Chinese blood not for transfusion: DOH

DIRTY BLOOD China has one of the fastest growing AIDS rates in the world, and of the 85,000 people there with AIDS, 35,000 were infected in commercial transfusions

By Jenny W. hsu  /  STAFF REPORTER

Tsai Yi-yu, a law student at National Taiwan University and a Taipei City councilor candidate of the Democratic Progressive Party (DPP), left, wearing a mask of President Ma Ying-jeou, is splashed by colored water as he and Tung Chung-yen, right, also a Taipei city councilor candidate of the DPP, enact a skit to protest against the government’s decision to allow the importation of Chinese blood.


Blood serum and plasma imported from China will not be used for the purpose of transfusions in Taiwan, the Department of Health (DOH) assured the public on Friday. The announcement was made in response to lawmakers’ concerns after the Ministry of Economic Affairs (MOEA) allowed the opening up of the nation’s blood market to blood from China, which has one of the fastest-growing AIDS rates in the world.

The DOH said Chinese-­imported blood serum and plasma are to be used only for in-vitro diagnostic tests and are banned from being used for blood ­transfusions or for human use.

“The public has nothing to worry about. All serum and plasma imported from China can only be used as a raw material for the purpose of in-vitro diagnostic tests for hepatitis B and AIDS,” Bureau of Medical Affairs director Shih Chung-liang (石崇良) told a press conference, adding that all imported blood must undergo close inspection and obtain approval from the DOH before entering the Taiwan market.
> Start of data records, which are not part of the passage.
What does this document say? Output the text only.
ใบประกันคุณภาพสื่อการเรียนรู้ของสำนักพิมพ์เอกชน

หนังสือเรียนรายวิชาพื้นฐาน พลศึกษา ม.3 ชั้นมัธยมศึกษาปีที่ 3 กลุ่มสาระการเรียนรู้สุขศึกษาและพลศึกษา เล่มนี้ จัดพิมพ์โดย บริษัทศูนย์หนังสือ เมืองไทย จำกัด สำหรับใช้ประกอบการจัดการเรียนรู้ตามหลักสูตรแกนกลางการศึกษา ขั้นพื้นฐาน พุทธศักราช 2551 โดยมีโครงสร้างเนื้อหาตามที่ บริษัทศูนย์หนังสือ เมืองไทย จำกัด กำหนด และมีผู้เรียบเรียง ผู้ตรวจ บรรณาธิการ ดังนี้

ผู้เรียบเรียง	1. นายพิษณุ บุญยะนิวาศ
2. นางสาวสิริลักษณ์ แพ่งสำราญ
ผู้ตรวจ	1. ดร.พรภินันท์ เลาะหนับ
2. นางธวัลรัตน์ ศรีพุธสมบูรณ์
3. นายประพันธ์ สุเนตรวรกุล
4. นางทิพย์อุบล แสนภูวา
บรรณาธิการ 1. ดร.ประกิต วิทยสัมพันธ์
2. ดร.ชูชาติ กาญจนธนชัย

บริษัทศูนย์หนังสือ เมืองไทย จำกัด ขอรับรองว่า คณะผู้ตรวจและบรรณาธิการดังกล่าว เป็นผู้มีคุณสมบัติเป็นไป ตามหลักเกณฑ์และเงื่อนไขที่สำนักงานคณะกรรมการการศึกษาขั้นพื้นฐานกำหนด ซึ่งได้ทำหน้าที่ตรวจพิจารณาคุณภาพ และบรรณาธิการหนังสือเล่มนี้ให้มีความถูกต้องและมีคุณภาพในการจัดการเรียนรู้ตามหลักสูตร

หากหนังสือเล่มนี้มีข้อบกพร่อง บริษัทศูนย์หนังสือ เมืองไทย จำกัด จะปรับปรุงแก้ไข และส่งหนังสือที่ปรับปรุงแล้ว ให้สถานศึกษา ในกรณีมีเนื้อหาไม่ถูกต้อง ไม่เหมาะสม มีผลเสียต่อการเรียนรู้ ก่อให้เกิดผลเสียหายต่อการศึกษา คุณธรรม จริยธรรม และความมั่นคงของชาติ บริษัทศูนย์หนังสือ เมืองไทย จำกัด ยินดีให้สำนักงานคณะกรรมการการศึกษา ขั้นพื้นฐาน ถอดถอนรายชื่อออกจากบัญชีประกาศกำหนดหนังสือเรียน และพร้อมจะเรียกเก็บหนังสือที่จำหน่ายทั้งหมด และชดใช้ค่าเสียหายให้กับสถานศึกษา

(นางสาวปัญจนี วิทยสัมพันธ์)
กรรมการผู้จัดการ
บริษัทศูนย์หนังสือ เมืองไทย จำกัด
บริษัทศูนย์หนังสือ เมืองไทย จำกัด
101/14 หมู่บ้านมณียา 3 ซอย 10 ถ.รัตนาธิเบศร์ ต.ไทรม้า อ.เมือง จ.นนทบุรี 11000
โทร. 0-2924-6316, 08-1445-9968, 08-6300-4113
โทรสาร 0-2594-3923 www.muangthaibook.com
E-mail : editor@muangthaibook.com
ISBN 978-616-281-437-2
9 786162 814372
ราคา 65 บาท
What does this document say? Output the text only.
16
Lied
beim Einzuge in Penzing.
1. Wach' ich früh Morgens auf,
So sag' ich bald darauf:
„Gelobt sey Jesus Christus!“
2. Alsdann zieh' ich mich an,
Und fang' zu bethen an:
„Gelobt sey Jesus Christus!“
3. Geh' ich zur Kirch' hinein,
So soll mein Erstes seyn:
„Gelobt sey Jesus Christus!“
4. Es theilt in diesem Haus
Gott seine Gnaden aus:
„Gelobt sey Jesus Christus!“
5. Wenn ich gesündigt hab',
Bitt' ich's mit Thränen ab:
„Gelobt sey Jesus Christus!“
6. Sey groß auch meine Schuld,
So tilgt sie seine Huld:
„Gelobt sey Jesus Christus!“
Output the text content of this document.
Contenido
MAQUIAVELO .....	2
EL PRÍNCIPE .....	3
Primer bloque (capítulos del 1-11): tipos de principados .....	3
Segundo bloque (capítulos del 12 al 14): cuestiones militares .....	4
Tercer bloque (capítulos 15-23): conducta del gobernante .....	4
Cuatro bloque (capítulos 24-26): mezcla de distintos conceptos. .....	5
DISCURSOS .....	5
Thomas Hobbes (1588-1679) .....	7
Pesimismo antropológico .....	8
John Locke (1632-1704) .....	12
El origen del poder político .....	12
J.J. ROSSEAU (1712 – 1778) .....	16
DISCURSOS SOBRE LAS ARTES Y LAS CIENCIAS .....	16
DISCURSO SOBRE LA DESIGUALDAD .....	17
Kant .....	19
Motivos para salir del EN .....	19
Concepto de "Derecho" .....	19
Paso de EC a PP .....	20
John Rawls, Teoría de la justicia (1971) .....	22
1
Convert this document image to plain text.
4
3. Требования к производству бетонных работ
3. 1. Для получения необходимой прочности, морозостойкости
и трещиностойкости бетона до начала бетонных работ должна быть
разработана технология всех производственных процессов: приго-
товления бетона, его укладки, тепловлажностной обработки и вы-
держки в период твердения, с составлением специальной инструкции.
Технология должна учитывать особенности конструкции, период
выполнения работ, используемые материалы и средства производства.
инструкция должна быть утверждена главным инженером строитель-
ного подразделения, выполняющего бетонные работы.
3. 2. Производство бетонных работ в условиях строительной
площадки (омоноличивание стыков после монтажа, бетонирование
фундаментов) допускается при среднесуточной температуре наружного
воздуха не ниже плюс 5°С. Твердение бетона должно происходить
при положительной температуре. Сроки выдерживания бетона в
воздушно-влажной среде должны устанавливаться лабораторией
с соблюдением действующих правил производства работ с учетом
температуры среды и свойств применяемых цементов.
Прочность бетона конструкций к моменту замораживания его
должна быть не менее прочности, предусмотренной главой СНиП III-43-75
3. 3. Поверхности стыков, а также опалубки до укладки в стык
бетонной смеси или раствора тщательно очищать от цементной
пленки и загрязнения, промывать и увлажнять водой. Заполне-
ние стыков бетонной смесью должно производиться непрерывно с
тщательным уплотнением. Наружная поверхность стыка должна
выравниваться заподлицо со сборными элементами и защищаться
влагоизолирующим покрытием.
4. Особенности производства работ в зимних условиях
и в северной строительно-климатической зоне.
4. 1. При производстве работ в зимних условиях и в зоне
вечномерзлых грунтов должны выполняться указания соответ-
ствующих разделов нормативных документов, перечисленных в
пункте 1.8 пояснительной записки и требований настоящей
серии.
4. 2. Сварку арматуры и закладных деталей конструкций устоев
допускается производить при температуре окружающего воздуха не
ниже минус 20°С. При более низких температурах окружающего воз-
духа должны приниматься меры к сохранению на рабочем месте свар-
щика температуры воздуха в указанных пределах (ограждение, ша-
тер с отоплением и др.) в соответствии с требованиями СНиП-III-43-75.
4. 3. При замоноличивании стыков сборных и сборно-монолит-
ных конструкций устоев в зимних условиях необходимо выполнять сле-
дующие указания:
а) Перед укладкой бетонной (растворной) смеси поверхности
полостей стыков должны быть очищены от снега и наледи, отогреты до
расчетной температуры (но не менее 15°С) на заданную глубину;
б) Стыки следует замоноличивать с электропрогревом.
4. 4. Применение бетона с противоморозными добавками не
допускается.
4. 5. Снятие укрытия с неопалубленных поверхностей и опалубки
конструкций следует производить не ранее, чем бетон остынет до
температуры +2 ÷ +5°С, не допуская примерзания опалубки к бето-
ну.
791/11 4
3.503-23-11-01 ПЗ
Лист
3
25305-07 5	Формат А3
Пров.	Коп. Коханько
Shih said that as a part of the application for DOH approval, all biotech companies that intend to import plasma must provide documentation that proves the origin of the sample, and that the samples must have tested negative for ­various infectious viruses, in line with WHO protocols.

Furthermore, Shih said, the law requires that all blood, serum and plasma to be used for blood transfusions must be extracted in Taiwan.

On Friday, Democratic Progressive Party Legislator Wen Chin-chu (翁金珠) chided the MOEA for putting the nation’s health at risk by approving the imports of serum and plasma from China despite the fact that malaria is endemic in some parts of China.

Reported cases of HIV and AIDS in China have escalated rapidly in recent years, she said.

“The DOH said Taiwanese ­citizens who have traveled to­ ­malaria-affected regions in China are not allowed to donate blood for one year after their visit. However, the government has clandestinely opened up Taiwan to blood from China,” she said, adding that she suspected some high-ranking officers are behind the deal for personal profit.

USAIDS said China’s HIV epidemic remains fairly low, but added that there are pockets of high infection among specific sub-­populations and in some localities.

Estimates on the organization’s Web site show that by the end of 2007, approximately 700,000 Chinese were HIV positive. The HIV infection rate among China’s population is 0.05 percent.

An estimated 85,000 Chinese have AIDS and of those, 35,000 have been infected through commercial blood donations and transfusions.